What is Data Quality?

Data quality refers to the current condition of data and whether it is suitable for a specific business purpose. Data quality management is the act of ensuring suitable data quality. It is one of the central pillars of a data governance framework.  

How is Data Quality Measured?

Different contexts require different standards of data quality. For example, when working with production databases, data quality implies a high standard of cleansing, integration, and harmonization. In the context of a data lake, data quality might only refer to the removal of corrupt and blank data values. 

Each organization will devise its own framework for data quality policy. This policy will specify details such as:

  • Data purpose: The data quality policy will outline the current use for data, and potential future uses. 
  • Data sources: The policy will detail the nature of any available data repositories and outline the requirements for suitable future repositories. 
  • Data transformation methods: Data quality is impacted by transformation processes, such as cleansing, augmentation, harmonization, and integration. The data quality policy should provide an outline of the acceptable standards for any kind of data transformation.
  • Auditing practices: The data quality policy should outline the preferred methods for auditing the quality of data. As part of data governance, each organization should have a clear process for responding to any data quality issues that arise during an inspection. 

Data quality can involve a trade-off between speed and efficiency, which is why organizations may have different policies for different contexts. However, the data quality policy should always fall in line with other elements of the data governance framework, especially those related to data security.

What are the Attributes of Data Quality? 

There is no universally recognized standard of data quality. However, there are some frameworks that can help organizations to develop their own definition of quality. 

DAMA, the Global Data Management Community, outlines some common attributes of data quality:

1. Validity

Data values need to fit within the data schema. At the most basic level, this means that values should match the data type: if the schema specifies an integer, the value must be numeric, and so on. 

There are also logical rules that might not be reflected in the database. For example, in a list of customers' dates of birth, all values should be in a date format, such as YYYYMMDD. But also, this date can't be in the future or the distant past.

Definitions of valid data can vary between departments. Someone who only makes local calls might say that phone numbers must be nine digits. Someone who dials internationally may disagree.
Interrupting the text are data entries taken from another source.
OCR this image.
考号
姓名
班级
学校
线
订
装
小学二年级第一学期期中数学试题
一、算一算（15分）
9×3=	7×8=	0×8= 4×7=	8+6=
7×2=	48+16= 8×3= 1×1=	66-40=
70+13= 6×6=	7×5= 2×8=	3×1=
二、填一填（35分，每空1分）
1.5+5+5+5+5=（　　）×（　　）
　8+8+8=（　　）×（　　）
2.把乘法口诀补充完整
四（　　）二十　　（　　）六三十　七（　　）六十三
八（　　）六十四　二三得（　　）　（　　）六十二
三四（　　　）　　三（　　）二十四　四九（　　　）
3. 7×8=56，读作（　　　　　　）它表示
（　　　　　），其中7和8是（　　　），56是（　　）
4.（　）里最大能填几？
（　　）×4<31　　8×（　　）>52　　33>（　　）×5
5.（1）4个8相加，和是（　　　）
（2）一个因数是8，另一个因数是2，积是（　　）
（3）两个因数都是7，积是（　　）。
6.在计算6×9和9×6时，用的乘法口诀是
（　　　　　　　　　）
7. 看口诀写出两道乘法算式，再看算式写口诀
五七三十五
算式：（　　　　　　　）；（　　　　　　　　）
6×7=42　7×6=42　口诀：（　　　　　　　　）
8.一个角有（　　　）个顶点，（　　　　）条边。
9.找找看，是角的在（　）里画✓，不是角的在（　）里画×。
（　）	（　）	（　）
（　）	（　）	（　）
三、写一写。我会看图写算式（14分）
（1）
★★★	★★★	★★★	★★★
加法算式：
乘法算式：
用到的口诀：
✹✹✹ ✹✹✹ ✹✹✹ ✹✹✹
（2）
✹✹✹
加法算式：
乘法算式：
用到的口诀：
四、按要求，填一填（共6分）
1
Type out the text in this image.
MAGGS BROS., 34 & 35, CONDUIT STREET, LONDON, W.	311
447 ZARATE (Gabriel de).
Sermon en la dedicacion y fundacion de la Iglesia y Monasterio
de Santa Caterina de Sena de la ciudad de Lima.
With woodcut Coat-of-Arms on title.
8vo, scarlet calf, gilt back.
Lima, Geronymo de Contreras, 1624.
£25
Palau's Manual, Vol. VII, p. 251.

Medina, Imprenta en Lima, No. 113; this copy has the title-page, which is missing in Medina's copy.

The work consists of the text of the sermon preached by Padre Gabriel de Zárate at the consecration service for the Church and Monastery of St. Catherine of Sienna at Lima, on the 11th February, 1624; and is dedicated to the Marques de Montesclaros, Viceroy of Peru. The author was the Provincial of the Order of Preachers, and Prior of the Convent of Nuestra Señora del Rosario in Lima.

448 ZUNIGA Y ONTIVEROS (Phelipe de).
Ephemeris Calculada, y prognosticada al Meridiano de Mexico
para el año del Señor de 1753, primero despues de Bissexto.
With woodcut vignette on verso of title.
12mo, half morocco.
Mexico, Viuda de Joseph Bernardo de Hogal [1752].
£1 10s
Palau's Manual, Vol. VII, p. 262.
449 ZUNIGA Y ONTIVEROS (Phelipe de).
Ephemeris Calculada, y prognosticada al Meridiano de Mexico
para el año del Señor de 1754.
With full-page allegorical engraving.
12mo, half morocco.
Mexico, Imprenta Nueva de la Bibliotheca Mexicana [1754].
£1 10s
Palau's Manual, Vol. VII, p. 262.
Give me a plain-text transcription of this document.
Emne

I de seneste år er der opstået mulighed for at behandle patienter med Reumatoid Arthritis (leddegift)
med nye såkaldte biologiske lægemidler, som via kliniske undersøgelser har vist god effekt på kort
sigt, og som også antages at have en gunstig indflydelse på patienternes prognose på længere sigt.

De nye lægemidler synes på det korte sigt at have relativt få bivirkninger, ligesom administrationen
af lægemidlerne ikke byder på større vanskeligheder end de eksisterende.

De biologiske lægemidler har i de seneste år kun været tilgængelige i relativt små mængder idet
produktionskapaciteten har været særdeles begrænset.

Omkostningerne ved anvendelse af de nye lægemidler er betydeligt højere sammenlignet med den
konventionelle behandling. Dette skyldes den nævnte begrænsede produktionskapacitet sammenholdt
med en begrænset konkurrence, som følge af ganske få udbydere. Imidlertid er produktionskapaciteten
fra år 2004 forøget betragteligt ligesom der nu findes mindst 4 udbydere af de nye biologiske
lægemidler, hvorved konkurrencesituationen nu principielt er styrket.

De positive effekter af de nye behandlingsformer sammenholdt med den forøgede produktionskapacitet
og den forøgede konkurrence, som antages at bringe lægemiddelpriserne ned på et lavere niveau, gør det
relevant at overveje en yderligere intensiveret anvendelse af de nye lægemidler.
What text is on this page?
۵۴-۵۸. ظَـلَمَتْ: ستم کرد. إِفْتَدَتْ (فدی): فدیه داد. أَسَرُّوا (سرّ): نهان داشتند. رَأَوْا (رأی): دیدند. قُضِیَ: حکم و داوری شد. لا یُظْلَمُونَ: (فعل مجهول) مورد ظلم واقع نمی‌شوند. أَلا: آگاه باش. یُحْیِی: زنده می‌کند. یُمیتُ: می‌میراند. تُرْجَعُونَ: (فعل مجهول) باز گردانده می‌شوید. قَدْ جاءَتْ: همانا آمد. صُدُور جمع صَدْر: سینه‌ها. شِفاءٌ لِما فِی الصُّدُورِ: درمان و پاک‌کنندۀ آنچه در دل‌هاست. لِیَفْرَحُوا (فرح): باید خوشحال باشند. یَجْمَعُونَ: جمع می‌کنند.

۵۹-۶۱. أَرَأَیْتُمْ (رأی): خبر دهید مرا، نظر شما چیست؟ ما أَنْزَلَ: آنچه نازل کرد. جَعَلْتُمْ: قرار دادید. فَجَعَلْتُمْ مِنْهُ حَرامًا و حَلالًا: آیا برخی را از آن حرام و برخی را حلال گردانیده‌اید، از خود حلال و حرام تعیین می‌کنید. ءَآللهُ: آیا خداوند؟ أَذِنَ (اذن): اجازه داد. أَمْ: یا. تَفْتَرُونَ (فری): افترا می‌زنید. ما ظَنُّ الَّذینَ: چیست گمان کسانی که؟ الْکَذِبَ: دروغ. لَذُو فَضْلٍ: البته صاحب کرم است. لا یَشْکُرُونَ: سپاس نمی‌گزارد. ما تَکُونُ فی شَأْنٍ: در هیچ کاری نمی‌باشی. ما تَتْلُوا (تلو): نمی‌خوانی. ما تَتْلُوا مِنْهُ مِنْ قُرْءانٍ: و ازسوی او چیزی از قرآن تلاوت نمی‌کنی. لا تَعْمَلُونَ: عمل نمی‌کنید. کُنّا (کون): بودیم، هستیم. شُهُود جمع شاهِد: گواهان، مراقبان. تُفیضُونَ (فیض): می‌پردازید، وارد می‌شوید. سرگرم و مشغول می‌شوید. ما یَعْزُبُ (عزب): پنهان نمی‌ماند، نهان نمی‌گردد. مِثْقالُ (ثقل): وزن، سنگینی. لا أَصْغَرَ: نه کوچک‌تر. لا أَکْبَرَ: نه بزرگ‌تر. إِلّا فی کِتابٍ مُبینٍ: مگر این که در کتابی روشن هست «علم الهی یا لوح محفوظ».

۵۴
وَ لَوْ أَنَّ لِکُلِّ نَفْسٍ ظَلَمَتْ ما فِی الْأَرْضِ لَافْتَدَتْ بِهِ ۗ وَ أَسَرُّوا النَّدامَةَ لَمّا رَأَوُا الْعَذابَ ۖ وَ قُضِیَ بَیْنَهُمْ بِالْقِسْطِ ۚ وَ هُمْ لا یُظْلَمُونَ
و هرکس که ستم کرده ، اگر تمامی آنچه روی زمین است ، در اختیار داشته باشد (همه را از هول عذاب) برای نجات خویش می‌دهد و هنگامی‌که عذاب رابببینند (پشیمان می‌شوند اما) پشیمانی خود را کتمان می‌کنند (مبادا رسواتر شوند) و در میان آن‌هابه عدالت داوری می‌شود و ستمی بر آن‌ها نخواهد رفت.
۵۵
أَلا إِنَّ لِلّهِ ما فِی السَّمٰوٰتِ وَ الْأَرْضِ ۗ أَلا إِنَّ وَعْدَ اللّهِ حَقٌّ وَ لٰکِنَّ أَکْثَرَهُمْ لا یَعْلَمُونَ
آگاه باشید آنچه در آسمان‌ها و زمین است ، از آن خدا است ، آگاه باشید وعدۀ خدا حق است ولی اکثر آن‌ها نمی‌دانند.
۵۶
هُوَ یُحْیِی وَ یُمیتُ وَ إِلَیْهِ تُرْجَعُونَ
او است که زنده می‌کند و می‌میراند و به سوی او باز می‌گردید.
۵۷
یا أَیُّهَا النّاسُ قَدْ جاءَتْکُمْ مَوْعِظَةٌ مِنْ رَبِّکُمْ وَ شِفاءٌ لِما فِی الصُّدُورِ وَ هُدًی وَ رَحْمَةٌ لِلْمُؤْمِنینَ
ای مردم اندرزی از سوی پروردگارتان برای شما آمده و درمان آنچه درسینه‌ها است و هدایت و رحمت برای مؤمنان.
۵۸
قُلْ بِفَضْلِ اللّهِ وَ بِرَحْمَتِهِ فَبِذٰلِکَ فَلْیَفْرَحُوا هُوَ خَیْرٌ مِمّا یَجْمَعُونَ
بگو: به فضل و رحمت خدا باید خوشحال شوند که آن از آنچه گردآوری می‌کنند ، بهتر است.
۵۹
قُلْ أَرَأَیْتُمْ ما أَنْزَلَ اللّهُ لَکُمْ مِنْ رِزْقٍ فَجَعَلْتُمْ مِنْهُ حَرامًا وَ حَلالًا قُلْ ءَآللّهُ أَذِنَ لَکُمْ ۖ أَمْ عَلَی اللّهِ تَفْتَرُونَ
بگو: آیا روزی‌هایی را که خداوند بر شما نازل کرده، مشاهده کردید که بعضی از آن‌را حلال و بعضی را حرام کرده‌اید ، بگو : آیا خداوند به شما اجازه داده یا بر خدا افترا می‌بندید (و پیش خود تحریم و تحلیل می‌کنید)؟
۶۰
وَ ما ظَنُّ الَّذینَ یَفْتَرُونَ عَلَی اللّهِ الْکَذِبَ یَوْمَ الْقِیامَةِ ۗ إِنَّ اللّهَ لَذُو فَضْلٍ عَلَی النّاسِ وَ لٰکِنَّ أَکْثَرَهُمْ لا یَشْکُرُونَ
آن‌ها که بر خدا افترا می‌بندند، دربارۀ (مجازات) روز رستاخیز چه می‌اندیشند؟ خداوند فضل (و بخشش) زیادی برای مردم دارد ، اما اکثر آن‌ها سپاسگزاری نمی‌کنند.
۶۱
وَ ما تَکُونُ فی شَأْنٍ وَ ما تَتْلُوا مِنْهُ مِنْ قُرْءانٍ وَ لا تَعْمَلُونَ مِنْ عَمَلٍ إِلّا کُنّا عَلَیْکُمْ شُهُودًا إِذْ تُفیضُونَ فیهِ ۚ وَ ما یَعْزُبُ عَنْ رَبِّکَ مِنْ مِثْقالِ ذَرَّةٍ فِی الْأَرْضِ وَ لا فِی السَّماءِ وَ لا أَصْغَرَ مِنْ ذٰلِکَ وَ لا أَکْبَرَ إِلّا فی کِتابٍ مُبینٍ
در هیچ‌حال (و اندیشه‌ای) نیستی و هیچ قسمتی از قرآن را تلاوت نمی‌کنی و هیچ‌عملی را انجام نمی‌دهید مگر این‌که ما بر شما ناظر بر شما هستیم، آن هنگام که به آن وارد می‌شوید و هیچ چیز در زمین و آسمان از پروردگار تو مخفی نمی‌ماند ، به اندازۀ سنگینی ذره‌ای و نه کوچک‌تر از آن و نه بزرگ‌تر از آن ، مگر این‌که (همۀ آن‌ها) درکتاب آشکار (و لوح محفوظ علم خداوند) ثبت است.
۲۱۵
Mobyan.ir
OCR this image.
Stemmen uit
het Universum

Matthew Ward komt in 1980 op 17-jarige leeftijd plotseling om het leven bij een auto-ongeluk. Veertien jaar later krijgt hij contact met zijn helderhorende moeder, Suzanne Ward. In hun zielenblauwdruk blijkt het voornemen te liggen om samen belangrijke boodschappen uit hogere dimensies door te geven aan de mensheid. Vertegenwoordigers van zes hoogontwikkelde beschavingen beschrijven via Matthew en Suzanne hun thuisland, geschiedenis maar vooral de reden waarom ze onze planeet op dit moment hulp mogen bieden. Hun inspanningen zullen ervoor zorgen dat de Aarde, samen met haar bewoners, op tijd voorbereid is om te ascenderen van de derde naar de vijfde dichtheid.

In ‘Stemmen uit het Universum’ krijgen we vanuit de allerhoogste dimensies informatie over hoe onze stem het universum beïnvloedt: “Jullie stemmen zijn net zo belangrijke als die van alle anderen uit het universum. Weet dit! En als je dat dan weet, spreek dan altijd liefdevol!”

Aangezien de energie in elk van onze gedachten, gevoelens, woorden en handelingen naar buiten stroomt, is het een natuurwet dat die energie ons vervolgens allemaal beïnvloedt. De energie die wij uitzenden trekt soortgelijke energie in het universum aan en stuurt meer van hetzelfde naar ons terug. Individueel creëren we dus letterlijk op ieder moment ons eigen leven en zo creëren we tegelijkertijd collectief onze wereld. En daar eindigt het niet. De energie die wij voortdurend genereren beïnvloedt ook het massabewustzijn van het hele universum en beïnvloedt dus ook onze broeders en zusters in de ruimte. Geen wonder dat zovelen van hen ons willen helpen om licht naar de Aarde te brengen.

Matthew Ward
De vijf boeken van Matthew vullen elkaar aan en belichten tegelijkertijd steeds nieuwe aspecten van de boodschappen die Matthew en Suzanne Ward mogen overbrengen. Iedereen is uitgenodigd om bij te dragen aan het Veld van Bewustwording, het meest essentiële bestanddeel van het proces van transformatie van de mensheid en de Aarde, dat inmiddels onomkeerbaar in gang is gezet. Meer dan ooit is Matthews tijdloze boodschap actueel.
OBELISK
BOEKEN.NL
It's important to clarify these standards across the organization. 

2. Accuracy

All data describes something, whether it's people, products, or other data. Quality data should give an accurate representation of the thing it describes. 

Accuracy can be a somewhat subjective term. For example, if two discrete databases contain conflicting data values, only one can be accurate (unless both are inaccurate). Resolving this kind of discrepancy is a matter of data governance and understanding the nature of the sources. 

The measure of accuracy is how well the data describes something. For example, if a business has an accurate set of customer data, then employees will be able to view the right name, address, contact details, and order history for each person. 

3. Timeliness

Available data should contain the most recent available values. Expired data should be flagged, hidden, or expunged.

Timeliness is especially important in production systems. For example, an ERP always shows the most recent attributes of all resources. If the ERP dashboard shows an old delivery status or shows an employee as available when they're on vacation, then resource planning will fail. 

Under rules like GDPR, data must be kept up to date, where necessary. This rule is intended to prevent situations where, for instance, a company sends sensitive mail to a customer's previous address.  

4. Completeness

The available data should be whole and comprehensive. Gaps in the data may lead to inaccurate analysis or invalidate the usefulness of other data. 

It's not always possible to tell if data is complete or partial. For example, a website owner may keep two analytics databases: one for desktop visitors and one for mobile browsers. When viewed in isolation, either of these databases may appear to describe all website visitors. This can result in skewed and inaccurate analytics. 

Relational databases are built on relationships, so excluding any data may impact the functionality of the rest of the database. Data from other sources might be required to provide additional context.  

5. Reliability

Data should come from a reliable source. If there is doubt about the source's accuracy, all data should be tagged appropriately to distinguish it from more reliable data. 

Reliable in this sense means data that has passed through an approved transformation process. For example, data that has passed through an Extract, Transform, Load (ETL) process is generally considered reliable as it has been processed according to a recognized schema. The ETL output will be thoroughly cleansed and harmonized. 

Reliability can also relate to the data itself. For instance, a survey conducted among logged-in users may be more reliable than a public poll. When assessing reliability, it's important to know the methodology behind any data acquisition. 

6. Granularity

Data values can be aggregated or summarized when required. Where the business needs detailed data, the data should be suitably granular. 

Data values can often be broken down into finer values. Consider a customer's purchasing history, for example. In some reports, this may be presented as a single value: total lifetime spend. But this can be broken down further, into a list of all invoice totals. The invoices can be broken down into line items, and line items can be broken down into item cost and sales tax. Each of these is a different level of granularity. 

Highly granular data may not be required in all instances. As with all elements of data quality policy, the deciding factor is the ultimate business purpose of the data.